I don’t want to hurt his feelings, but the game isn’t that complicated. He gets very excited on his first hit, triumphantly fist pumping, then proceeding to move the black pieces around the board while he calls the play in a hoarse, high-pitched imitation of an announcer’s voice, like a kid playing with action figures.

“It’s a deep drive into center field!” The center-field pawn slides toward second base, the bishop second baseman and the pawn shortstop drop back, and the left-field pawn runs up, then cuts toward center. That’s with one hand while the other manipulates the quarter, turning it in his fingers like a ball spinning in flight, lowering it as if in slow motion to land in center-left field. It’s so ridiculous and childish that I would have smiled if I still smiled.

“He’s safe!” Razor bellows.

No. Not childish. Childlike. Eyes fever bright, voice rising in excitement, he’s ten again. Not all things are lost, not the important things.

His next hit is a blooper that drops between first base and right field. He creates a dramatic collision between my fielder and baseman, first base sliding back, right field sliding up, then smack! Razor cackles at the impact.

“Wouldn’t that be an error?” I ask. “It’s a catchable ball.”

“Catchable ball? Ringer, it’s just a dorky game I made up in five minutes with a bunch of chess pieces and a quarter.”

Two more hits; he’s three runs up at the top of the first. I’ve always sucked at games of chance. Always hated them for that reason.
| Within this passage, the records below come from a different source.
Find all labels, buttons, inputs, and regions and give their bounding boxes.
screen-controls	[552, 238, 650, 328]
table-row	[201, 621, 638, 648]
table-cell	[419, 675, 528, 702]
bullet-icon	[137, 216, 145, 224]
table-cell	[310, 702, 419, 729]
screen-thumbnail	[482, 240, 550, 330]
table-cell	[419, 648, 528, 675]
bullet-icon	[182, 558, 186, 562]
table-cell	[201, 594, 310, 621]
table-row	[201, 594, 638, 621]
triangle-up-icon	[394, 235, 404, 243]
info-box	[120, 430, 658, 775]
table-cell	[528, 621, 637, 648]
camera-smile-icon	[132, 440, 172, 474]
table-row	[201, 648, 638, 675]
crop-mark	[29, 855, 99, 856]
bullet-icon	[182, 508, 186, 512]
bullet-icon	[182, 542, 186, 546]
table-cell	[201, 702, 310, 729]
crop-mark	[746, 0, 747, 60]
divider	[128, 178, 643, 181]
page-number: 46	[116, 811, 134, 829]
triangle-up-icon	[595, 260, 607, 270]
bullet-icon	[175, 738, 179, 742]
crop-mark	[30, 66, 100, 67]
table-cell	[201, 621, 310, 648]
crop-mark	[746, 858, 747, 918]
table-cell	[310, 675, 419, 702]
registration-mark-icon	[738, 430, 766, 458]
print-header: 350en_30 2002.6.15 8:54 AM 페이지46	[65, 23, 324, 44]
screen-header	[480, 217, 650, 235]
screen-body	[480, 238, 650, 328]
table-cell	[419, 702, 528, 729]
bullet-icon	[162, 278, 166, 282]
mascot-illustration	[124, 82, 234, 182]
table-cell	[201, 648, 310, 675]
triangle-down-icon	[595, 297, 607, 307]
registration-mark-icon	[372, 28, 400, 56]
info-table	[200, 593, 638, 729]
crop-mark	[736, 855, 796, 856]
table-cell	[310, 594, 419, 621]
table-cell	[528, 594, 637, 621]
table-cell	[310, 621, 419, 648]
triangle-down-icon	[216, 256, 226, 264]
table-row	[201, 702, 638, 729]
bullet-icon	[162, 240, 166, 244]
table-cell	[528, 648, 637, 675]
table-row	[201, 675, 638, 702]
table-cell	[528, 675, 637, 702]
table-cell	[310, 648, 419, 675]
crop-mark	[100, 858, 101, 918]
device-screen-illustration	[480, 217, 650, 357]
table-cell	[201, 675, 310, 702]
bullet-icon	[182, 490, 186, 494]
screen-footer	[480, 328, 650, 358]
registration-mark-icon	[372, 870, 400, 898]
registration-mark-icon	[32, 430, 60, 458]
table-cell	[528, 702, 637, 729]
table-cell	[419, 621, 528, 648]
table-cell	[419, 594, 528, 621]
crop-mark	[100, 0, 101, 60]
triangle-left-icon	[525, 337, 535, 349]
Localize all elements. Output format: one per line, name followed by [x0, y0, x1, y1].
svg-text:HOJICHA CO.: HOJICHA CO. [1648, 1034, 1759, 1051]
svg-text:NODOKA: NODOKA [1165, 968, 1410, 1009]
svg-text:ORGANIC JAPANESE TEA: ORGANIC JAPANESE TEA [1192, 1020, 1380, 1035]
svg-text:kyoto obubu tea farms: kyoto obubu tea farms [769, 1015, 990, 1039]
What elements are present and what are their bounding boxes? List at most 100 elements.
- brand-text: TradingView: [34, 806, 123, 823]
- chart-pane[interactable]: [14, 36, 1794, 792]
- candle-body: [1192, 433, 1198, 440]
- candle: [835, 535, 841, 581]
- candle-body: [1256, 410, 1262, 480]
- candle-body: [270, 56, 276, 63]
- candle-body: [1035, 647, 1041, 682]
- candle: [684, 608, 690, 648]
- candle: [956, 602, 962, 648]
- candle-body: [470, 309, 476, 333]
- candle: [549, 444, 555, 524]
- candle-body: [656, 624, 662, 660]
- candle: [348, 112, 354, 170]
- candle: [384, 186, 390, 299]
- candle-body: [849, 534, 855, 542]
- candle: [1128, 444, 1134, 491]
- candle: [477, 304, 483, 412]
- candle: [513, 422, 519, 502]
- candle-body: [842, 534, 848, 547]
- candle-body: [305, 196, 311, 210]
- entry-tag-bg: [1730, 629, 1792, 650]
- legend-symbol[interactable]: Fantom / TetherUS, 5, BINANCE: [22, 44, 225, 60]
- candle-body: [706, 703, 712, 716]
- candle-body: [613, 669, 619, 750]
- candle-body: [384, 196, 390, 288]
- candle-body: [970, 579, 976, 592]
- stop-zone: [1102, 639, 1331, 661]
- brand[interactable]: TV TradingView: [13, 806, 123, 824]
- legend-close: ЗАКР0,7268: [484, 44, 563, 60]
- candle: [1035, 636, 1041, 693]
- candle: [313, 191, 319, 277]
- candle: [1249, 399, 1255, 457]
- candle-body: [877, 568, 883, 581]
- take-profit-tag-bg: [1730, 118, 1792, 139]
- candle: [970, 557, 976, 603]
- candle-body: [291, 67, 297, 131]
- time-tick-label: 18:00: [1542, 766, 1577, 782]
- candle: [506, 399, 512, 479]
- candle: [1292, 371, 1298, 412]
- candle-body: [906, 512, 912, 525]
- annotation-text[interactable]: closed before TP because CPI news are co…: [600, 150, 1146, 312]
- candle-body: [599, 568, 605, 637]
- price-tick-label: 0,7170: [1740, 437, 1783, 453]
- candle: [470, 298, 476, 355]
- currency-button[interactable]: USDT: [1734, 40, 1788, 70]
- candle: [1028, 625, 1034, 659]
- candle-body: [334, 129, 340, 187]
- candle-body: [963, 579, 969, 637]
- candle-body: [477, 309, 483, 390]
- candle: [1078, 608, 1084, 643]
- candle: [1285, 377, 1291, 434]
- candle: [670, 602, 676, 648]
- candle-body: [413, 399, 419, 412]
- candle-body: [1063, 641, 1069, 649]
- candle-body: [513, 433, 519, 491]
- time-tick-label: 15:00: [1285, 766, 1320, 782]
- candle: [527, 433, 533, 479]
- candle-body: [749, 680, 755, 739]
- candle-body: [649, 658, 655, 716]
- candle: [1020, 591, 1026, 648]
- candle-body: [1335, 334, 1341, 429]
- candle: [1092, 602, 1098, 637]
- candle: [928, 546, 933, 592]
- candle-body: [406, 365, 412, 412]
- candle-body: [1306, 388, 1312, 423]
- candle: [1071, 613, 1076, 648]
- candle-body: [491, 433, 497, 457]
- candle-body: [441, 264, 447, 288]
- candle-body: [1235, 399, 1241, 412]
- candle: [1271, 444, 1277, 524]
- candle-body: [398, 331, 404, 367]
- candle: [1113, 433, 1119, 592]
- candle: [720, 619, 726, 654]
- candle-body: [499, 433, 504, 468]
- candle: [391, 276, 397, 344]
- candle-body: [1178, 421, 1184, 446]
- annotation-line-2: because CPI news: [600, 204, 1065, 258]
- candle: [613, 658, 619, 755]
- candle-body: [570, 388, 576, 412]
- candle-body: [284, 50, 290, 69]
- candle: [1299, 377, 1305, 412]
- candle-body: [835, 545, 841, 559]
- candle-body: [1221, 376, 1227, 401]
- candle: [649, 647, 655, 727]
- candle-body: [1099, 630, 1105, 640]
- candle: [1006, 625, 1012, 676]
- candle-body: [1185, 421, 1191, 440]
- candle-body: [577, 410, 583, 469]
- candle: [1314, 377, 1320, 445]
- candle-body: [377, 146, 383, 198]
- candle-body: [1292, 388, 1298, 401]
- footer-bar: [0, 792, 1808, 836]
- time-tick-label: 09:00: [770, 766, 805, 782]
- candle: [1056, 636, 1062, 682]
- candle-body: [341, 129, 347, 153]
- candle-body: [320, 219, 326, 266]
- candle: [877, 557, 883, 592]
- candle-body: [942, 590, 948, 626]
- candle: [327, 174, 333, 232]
Razor must sense my enthusiasm waning. He amps up the commentary while sliding the pieces around (despite my pointing out they’re my pieces, since I’m on defense). Another drive deep center-left. Another floater behind first base. Another impact of first baseman and outfielder. I don’t know if he’s repeating himself because he thinks it’s funny or because he has a serious deficit in imagination. There’s a part of me that feels as if I should be deeply affronted on behalf of chess players everywhere.